Mortar can be used to decorate and renovate walls, indoors and outdoors.
Lime mortar has a pleasingly rough aspect and can help regulate humidity by absorbing moisture from the air, so it makes a room healthier, too.
Use a standard recipient, such as a large bowl, to measure out the ingredients.
Adjust quantities to suit the thickness of the layer you want (0.5 cm to 1 cm, for example).
For non-porous surfaces, such as walls covered with old paint, you should add a little cement* to the mix. The mortar will adhere better.
In a mason's mixing pan, mix 2 parts water with 2 parts lime, 1 part of cement and ½ part sand.

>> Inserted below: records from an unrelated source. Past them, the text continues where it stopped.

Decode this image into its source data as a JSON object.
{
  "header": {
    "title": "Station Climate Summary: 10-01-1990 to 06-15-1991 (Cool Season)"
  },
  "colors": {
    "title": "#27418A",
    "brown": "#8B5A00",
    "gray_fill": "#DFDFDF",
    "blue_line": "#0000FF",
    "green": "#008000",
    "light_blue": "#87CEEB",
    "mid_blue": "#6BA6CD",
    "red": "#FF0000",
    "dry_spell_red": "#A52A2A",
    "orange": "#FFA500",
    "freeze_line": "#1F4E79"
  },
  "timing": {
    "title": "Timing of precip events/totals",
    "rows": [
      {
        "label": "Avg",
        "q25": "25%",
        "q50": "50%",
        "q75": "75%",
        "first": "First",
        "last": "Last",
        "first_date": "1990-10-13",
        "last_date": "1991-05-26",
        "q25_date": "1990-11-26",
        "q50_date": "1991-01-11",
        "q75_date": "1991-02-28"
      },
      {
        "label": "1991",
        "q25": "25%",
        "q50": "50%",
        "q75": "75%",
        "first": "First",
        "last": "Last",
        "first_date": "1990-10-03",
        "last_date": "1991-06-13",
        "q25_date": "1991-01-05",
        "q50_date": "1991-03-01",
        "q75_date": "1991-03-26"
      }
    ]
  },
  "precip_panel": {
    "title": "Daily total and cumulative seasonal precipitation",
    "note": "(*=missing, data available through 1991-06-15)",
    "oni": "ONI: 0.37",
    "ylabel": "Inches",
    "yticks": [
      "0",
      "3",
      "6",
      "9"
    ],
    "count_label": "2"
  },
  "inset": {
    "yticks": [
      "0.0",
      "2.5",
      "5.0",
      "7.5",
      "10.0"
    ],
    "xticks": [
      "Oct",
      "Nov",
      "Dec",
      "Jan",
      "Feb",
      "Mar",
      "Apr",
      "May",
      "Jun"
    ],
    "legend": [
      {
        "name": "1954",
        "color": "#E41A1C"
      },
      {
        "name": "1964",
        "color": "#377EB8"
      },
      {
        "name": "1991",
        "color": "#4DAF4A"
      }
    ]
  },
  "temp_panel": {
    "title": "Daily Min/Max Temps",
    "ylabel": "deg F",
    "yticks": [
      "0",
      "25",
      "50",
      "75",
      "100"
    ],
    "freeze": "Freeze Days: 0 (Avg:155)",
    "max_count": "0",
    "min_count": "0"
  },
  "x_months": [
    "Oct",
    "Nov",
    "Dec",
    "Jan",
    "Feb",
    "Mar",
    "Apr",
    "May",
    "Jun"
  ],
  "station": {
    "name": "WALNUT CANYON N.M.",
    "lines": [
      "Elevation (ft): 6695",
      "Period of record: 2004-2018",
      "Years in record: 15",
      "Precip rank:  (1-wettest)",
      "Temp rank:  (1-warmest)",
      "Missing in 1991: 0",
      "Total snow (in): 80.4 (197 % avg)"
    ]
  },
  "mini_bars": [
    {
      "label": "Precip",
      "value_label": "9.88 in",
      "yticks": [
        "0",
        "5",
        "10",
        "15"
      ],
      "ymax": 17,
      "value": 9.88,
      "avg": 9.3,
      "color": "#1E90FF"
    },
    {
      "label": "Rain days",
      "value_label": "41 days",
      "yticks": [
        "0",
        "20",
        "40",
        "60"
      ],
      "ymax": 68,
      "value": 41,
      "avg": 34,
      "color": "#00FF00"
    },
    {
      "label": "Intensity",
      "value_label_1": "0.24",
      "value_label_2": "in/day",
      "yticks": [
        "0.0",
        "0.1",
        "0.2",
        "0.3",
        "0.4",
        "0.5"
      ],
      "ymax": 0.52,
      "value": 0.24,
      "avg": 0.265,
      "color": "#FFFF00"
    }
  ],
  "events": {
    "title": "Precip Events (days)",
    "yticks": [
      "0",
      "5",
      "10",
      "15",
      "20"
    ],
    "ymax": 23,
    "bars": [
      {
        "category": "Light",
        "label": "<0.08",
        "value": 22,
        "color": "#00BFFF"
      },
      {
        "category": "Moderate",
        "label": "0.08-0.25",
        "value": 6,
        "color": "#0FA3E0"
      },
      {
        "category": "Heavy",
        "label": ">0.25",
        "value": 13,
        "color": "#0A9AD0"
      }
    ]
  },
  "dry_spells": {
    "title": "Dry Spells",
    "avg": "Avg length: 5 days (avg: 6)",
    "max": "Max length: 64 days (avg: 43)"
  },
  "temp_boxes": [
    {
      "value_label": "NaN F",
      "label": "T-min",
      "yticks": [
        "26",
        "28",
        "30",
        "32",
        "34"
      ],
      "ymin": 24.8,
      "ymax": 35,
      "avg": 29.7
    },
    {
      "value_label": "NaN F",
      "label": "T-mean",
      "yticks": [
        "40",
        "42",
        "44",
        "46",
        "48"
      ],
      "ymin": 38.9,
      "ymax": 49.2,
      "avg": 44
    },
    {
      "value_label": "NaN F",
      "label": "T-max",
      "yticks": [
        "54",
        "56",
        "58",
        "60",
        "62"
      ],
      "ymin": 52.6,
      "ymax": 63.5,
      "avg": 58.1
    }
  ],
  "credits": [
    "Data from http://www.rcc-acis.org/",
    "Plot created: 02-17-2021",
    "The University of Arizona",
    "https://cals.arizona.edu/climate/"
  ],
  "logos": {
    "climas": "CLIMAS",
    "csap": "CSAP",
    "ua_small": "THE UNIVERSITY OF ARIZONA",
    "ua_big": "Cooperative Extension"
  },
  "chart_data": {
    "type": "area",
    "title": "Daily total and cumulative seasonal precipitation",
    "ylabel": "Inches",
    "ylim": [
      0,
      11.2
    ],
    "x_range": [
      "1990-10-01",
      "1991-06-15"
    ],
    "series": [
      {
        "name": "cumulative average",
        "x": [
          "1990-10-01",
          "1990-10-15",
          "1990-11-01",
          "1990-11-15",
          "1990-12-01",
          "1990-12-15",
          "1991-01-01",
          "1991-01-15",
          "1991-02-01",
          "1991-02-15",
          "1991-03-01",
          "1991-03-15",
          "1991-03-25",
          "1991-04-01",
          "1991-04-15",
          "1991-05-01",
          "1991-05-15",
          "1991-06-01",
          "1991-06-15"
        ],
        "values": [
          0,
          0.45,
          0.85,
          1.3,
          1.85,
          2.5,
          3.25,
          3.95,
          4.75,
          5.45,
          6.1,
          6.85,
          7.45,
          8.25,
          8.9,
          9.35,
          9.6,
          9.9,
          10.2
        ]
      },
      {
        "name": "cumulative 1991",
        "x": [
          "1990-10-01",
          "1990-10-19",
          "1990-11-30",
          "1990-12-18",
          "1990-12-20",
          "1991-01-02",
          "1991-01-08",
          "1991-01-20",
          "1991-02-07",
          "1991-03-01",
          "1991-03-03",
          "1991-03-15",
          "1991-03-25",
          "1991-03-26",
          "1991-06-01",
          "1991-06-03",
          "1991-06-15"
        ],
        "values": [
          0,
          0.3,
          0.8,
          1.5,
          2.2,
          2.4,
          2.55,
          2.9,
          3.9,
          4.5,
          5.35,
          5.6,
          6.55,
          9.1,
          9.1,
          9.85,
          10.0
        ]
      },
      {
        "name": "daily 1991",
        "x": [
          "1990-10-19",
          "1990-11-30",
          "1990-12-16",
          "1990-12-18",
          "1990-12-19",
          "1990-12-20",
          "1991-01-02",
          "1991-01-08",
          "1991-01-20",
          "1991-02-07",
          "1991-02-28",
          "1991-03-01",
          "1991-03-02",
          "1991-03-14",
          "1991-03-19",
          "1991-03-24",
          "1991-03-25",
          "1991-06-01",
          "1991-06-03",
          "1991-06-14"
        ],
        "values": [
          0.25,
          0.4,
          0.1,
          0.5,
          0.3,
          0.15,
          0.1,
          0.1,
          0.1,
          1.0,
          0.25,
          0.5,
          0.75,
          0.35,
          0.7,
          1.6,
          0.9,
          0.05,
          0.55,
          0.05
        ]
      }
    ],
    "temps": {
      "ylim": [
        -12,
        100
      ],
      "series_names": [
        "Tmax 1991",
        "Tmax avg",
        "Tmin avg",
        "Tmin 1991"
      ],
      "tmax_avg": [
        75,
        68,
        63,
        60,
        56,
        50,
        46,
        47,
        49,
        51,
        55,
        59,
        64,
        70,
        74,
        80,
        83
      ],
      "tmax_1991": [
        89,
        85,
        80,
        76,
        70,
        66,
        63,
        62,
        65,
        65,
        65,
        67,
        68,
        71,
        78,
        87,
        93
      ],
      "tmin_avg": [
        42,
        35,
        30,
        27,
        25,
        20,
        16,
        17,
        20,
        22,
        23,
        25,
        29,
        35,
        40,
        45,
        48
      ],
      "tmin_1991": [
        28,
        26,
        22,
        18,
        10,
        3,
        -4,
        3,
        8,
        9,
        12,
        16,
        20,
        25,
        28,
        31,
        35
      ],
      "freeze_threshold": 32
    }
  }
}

Always pour the water in first, then sprinkle in the dry ingredients.
Mix thoroughly with a stick, and then let rest for 5 minutes.
The mixture has the right consistency if when you separate the mixture with a spatula, the edges do not run together.
Before you apply the mortar, you should wire brush the wall, scoring it with a painter's knife if the wall is very smooth,
and moisten it with a damp sponge or spray bottle.
Apply the mortar with a spatula and plasterer's trowel, starting from the bottom of the wall.
While the mortar is still damp, you can wipe a sponge over it to bring out the texture of the grains of sand.
Once dry, there are a myriad of possibilities for the finish. You can scratch the mortar,
coat it with linseed oil or wax, or make a colored mortar with pigments.
* Cement manufacturers have taken steps to reduce the energy used to produce their products as well as their environmental impact.
Despite these efforts, these impacts are still high. When a home is renovated or restored, cement is difficult to reuse.
For this reason, please use cement sparingly.
Lime: Natural Hydraulic Lime (NHL 3.5-Z).
Sand: River sand. Different grades can be used, depending on the desired use or effect.
Cement: White or gray cement. More or less quick-setting.